Marta Sales-Pardo and Roger Guimerà, researchers at the URV's Department of Chemical Engineering.

Researchers at the URV have created an algorithm that provides better predictions than existing algorithms. The algorithm can predict the resulting overlapping groups and preferences because it is able to predict individual preferences in large datasets

Antonia Godoy, Roger Guimerà and Marta Sales, researchers at the URV's Department of Chemical Engineering, and Cristopher Moore, of the Santa Fe Institute, have developed a collaborative filtering model with an associated scalable algorithm that makes accurate predictions of individuals' preferences. The new approach is based on the explicit assumption that there are groups of individuals and of items, and that the preferences of an individual for an item are determined only by their group memberships. The new tool allows each individual and each item to belong simultaneously to mixtures of different groups and, unlike many popular approaches, it does not assume implicitly or explicitly that the individuals in each group prefer items in a single group of items.
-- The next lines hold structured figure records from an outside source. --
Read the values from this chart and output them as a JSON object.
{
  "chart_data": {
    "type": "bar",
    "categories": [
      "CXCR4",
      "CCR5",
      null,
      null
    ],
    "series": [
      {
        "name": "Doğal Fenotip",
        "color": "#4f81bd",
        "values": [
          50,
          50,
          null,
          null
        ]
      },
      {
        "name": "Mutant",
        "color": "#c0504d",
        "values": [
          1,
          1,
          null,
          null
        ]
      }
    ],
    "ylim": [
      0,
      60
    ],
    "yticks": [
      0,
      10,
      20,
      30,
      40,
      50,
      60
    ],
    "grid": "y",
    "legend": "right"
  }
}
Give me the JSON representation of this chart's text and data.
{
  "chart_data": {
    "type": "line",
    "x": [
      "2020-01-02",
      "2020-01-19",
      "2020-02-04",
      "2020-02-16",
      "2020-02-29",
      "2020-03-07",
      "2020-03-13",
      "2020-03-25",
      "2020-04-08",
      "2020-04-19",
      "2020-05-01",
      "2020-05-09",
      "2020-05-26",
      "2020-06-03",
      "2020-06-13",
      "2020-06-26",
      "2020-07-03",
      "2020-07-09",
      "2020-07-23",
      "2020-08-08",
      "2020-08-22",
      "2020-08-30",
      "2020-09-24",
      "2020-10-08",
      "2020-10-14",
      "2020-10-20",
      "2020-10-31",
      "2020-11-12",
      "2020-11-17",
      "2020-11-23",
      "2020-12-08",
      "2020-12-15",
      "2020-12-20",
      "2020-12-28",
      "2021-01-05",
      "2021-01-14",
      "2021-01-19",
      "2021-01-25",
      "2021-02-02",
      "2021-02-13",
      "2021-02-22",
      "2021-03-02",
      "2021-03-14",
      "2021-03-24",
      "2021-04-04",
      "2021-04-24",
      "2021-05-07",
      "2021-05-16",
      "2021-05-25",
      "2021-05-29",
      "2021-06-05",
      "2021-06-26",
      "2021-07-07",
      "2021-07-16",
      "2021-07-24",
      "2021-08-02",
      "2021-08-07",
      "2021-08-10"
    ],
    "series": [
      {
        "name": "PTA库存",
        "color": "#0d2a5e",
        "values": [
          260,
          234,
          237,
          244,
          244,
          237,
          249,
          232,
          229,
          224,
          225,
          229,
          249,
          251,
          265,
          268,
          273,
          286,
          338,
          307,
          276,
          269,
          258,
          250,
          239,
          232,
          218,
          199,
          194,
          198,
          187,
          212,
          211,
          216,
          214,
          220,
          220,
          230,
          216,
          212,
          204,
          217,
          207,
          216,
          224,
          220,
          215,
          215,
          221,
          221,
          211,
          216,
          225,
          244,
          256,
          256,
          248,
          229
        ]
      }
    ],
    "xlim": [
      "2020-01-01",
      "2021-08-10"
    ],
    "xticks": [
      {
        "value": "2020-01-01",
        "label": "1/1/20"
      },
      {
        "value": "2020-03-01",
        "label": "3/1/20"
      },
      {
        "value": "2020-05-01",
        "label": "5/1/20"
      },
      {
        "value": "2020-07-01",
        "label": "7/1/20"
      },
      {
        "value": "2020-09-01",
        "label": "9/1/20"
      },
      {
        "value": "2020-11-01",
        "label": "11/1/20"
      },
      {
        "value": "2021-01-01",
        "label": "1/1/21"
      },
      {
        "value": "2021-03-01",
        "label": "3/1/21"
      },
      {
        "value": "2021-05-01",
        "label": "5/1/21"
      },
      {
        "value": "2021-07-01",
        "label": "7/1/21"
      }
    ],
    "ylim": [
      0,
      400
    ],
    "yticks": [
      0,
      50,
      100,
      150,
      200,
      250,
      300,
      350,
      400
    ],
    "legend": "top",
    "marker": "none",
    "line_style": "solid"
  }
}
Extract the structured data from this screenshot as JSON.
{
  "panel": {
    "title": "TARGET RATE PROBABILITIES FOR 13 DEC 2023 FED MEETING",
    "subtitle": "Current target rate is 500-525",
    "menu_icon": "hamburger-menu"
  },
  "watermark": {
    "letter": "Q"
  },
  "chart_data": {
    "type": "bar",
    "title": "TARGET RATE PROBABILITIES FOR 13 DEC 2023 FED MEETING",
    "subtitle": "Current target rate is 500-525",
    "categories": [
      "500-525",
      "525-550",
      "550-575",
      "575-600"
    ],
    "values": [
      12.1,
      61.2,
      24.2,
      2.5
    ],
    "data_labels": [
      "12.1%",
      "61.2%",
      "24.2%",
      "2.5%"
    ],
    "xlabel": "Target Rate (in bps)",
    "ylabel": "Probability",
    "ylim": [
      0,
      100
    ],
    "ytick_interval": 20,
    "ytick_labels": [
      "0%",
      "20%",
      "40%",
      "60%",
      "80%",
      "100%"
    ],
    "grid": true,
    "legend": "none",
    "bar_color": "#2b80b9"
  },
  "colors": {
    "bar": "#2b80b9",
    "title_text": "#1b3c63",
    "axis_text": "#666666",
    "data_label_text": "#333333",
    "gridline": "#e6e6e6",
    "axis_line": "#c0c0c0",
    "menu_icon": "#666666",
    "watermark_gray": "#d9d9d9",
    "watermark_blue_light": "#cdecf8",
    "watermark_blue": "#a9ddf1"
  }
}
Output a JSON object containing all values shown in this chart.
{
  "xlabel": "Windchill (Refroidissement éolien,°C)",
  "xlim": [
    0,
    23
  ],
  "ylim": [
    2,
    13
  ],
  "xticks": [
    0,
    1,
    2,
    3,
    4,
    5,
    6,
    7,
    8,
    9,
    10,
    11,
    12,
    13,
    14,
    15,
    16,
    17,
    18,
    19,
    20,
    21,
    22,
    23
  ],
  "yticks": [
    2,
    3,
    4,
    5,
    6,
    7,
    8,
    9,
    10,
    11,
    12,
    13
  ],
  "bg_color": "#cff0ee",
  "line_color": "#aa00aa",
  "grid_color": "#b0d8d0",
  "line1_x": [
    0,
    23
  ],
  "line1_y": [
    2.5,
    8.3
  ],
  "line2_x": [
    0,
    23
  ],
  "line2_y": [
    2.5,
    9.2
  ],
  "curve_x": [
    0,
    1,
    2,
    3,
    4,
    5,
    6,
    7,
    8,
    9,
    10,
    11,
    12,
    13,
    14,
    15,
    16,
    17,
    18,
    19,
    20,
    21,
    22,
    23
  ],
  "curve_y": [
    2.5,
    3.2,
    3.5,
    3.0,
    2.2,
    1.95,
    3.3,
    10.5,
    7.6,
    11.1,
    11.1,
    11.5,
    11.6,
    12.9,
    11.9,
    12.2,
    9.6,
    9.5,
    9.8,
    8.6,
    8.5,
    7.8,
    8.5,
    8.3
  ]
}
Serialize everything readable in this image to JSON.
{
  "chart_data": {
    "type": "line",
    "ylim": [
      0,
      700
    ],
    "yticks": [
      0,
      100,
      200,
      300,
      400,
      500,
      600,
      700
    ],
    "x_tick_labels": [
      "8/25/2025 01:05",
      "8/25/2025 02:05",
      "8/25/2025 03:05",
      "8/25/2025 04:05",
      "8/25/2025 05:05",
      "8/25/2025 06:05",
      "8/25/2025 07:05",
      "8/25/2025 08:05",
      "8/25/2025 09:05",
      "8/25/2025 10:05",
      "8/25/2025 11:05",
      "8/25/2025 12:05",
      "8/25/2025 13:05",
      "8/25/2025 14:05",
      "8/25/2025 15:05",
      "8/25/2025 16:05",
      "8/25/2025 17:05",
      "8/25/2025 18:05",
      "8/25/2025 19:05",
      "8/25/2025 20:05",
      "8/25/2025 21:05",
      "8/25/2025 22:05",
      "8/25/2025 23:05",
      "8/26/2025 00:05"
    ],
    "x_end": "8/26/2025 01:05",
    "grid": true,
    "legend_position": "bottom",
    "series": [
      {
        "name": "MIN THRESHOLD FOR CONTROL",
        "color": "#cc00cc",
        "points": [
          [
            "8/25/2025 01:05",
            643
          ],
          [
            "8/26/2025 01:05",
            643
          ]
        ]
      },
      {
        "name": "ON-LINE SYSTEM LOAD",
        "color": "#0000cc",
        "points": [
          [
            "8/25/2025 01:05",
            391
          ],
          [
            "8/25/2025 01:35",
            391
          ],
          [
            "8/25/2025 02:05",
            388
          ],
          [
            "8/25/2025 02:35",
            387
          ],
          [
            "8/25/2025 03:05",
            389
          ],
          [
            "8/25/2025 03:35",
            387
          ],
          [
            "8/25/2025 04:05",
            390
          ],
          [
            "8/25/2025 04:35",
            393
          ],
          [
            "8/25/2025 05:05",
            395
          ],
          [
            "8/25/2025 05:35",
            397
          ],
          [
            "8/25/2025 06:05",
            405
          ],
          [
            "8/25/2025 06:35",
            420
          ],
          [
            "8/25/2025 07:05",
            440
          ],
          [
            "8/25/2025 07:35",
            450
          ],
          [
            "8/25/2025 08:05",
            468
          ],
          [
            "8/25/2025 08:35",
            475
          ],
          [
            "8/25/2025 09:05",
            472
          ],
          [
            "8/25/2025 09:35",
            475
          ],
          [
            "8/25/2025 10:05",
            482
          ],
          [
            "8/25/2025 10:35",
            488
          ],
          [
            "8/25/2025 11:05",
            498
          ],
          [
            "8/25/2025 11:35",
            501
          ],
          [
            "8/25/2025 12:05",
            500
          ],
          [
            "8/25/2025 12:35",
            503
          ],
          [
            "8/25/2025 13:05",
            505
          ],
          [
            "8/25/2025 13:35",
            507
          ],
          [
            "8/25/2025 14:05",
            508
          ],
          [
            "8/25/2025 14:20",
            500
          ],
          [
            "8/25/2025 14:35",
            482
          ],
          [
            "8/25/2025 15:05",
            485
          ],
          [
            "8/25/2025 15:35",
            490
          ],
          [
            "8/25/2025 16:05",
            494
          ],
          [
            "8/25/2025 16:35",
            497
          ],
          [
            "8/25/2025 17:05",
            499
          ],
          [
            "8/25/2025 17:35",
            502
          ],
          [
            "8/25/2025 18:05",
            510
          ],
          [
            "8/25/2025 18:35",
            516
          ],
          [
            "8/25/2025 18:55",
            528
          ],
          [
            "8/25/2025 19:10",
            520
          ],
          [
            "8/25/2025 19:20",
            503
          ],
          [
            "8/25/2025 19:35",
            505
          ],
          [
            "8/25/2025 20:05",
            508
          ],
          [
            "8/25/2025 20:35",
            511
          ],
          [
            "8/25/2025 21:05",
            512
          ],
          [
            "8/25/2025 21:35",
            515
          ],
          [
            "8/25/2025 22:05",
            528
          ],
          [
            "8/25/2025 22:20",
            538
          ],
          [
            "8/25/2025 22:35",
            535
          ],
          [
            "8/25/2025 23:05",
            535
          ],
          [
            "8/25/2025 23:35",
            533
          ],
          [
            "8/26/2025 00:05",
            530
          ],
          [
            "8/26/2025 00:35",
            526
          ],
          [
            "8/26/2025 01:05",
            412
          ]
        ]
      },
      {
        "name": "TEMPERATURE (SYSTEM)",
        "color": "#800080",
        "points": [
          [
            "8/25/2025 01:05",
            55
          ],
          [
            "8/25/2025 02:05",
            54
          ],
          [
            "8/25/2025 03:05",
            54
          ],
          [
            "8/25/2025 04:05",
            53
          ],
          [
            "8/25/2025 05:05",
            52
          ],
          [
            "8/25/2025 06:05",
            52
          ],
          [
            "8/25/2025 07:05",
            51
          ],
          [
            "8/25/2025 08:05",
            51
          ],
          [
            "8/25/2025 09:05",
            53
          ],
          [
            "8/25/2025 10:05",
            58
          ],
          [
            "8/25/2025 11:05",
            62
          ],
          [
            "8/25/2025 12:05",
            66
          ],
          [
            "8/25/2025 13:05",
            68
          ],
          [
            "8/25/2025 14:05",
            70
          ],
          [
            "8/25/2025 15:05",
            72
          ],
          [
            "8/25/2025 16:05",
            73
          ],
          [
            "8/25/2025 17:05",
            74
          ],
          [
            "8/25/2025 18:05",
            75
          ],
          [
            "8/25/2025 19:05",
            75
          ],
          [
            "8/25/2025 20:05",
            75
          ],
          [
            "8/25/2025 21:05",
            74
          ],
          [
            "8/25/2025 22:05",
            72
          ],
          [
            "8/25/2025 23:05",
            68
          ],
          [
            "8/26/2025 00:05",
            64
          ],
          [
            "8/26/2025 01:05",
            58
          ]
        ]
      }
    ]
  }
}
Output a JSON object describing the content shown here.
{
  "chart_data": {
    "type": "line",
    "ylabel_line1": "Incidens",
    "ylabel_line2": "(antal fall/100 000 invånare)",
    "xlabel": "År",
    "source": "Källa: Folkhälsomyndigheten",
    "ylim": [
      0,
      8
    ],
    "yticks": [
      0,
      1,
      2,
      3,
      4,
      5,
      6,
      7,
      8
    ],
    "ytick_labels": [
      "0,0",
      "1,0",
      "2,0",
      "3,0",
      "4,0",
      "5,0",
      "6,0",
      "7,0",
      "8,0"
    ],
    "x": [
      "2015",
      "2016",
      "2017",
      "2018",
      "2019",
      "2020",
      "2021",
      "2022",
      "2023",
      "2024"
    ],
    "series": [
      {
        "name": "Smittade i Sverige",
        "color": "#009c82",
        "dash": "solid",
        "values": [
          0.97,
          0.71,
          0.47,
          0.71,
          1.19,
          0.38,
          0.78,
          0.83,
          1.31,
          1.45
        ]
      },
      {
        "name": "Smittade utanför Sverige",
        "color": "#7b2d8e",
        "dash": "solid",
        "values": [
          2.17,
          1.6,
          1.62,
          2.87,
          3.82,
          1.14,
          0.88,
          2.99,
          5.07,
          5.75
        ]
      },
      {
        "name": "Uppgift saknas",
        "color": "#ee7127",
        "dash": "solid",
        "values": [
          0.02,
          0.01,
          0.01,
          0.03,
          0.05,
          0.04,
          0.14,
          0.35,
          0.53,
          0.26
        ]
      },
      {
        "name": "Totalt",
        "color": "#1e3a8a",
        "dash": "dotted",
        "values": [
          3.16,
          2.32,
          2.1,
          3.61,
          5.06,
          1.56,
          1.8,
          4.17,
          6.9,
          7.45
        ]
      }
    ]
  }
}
The algorithm can predict the resulting overlapping groups and preferences because it is able to predict individual preferences in large datasets, and is thus considerably more accurate than the algorithms currently used for such large datasets.

There are many algorithms, and many are very quick and provide reasonable results; however, they are often based on unrealistic models. They mostly classify people into groups according to their preferences and make predictions on the basis of this group's behaviour. Consequently, the predictions reflect the overall preferences of the group but cannot predict the behavior of individuals because they do not take individual differences into account. These models are therefore unable to reproduce behavioural models of the population.

The new approach is based on a more sophisticated model and better reflects how people really behave. As such, in contrast to existing models, it is more flexible and can reproduce the behavioural patterns of an entire population. It was already known that the model could provide better predictions but up to now it has always been too slow to apply to large datasets. In a scientific article published in the journal Proceedings of the National Academy of Sciences of the United States of America, the URV researchers state that they have achieved the best of both worlds: a model that is quick and scalable that also better reflects the decisions that people take.